04/16/2015 07:41 EDT | Updated 07/01/2015 17:59 EDT

Senators say Mark Stone has right wrist fracture after slash by Subban

MONTREAL - Scoring leader Mark Stone's health is "very questionable" for the rest of the first round of the NHL playoffs and the Ottawa Senators are not happy with how it happened.

General manager Bryan Murray said Thursday that Stone suffered a microfracture of his right wrist and some ligament damage from a slash by the Montreal Canadiens' P.K. Subban in the series opener.

There was no official word from the NHL on whether Subban will be suspended, but some reports said the league decided no further discipline was needed. He was given a major penalty and a game misconduct for the slash at 8:23 of the second period of Montreal's 4-3 victory.

The incident may ramp up emotion for Game 2 of the best-of-seven series on Friday night at the Bell Centre.

Murray said a suspension was warrented because of the injury. He also suggested it was a premeditated attack on Ottawa's hottest scorer, which Subban denied.

"The disturbing part from our point of view is that there was a threat made before by Subban to Stone," said Murray. "There were two attempts on faceoffs to slash him, one connected.

"Then he two-handed him across the wrist in front of the net. (Stone) has been, if not the top, one of the top five players in the league the last two months of the year. It's huge loss."

He said the league should investigate whether Subban threatened Stone.

Subban felt the officials made the right call, but added: "I've never threatened anybody out there.

"I don't think I would. I'm not really the toughest guy out there without my gloves on. I'm not really going out there looking for fights like that."

Stone was skating near the Montreal net during a second period power play when Subban gave him a two-handed chop on the wrist. Stone went down in pain, then rushed off the ice. He came back later in the period, left again, then returned during the third.

It may have influenced the league that Stone was able to return, but Murray said the player was being "courageous" in trying to come back and the true nature of the injury wasn't known until after the game.

The extent of Stone's injury was unclear. Asked if he was ruled out for Game 2 on Friday night, Murray said: "I would assume.
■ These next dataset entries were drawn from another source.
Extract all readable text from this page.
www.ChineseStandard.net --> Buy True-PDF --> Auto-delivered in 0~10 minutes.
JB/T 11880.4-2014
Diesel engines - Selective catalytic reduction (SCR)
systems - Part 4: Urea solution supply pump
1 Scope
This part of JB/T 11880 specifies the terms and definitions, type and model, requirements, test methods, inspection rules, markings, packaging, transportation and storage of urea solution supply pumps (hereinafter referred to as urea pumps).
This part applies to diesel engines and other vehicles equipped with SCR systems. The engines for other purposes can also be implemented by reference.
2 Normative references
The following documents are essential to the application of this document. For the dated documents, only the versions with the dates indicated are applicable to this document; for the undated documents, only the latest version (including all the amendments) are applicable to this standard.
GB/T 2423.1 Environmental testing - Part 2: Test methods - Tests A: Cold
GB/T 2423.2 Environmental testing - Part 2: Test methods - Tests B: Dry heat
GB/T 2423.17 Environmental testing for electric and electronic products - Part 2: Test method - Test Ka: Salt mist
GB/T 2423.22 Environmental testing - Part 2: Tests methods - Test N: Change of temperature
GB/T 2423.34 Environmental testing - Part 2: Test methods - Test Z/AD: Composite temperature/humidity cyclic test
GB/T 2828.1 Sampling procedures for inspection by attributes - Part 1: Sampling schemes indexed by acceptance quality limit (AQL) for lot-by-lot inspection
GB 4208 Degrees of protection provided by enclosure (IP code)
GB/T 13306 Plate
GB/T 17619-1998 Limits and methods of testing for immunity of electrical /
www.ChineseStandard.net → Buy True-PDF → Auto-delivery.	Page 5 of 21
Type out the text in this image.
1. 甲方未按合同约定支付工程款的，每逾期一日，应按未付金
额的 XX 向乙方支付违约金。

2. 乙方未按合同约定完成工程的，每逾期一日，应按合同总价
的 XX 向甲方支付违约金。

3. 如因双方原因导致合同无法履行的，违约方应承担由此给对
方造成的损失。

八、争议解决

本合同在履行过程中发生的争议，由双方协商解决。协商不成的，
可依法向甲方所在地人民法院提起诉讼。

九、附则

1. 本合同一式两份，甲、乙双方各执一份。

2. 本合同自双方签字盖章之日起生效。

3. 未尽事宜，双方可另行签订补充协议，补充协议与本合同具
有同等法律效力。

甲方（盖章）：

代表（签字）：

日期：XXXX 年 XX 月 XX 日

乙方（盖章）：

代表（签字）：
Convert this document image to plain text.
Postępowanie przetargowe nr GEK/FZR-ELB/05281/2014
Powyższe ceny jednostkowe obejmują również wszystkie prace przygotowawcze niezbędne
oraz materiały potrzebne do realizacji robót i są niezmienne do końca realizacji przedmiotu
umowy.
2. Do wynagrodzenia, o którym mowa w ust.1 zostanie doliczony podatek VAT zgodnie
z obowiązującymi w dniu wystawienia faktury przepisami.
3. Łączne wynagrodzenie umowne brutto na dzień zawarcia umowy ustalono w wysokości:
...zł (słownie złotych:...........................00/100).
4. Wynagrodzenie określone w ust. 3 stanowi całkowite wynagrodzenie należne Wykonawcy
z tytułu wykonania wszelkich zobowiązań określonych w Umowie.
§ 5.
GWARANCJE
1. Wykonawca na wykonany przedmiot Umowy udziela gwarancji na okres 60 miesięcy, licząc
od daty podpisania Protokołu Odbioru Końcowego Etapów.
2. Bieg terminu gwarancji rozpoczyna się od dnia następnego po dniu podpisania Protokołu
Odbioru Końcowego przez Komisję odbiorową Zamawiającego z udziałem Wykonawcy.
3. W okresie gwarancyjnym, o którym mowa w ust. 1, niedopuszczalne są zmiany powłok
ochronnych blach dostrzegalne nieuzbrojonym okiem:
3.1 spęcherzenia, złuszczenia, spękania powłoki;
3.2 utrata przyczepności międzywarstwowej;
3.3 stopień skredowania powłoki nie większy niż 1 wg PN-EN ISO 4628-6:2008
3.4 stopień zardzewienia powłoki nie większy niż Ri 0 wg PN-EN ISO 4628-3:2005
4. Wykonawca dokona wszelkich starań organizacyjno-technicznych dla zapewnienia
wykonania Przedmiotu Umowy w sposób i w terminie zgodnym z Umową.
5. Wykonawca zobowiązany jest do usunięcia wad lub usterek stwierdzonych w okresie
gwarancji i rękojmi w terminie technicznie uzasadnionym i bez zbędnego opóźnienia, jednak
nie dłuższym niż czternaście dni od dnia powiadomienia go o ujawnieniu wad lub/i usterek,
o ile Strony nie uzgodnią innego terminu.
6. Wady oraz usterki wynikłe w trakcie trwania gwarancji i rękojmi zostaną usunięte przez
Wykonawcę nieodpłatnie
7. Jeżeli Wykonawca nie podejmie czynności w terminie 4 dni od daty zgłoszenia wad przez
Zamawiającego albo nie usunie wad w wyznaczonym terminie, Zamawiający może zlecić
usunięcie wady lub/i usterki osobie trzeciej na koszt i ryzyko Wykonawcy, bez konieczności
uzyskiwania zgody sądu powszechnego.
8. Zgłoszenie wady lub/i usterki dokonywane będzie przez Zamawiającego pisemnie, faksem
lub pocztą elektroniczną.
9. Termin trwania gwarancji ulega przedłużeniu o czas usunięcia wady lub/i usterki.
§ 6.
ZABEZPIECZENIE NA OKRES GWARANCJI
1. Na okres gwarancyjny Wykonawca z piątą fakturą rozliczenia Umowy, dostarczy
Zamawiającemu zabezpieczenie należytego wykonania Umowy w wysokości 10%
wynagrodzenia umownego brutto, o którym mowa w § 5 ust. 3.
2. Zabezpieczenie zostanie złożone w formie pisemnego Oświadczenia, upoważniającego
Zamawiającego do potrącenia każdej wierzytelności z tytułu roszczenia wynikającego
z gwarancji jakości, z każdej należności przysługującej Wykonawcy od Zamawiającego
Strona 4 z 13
I think the trainers have worked on him and Mark is willing to take shots or whatever it is, but he has no mobility at this point at all."

In his postgame comments, coach Dave Cameron appeared to threaten Montreal when he said that either Subben be suspended or the Senators might slash a top player and take a major penalty themselves.

Both Cameron and Murray backed off that stance, saying that maintaining discipline was key.

"It's very important that we don't (retaliate)," said Cameron. "One of our keys is discipline over emotion. The best way to get even is win the hockey game."

If Stone can't play, Cameron will also have to adjust his lines. In practice, Milan Michalek moved into Stone's spot on right wing with Kyle Turris and Mike Hoffman. Alex Chiasson moved onto the second unit with Mika Zibanejad and Bobby Ryan.

More ominously, tough guy Chris Neil, a healthy scratch for the opener, skated on the fourth line.

Asked if he'll target Subban, Neil said: "I think they get last change. I probably won't get up against him."

Stone was on fire as Ottawa went 22-4-4 down the stretch to clinch a playoff spot on the final weekend of the regular season. He put up 35 points in the final 31 games and was on a nine-game points streak heading into the post-season.

"He's a great hockey player," said Turris. "He's been a huge part of the run we've been on.

"But we'll move forward as if he's not returning and, if he does, it's a bonus."

Al sides agreed the referees made the right call.

The major and game misconduct fell under rule 61.4 of the NHL rulebook dealing with match penalties. It says, "The referee, at his discretion, may assess a match penalty if, in his judgment, the player attempted to or deliberately injured his opponent by slashing."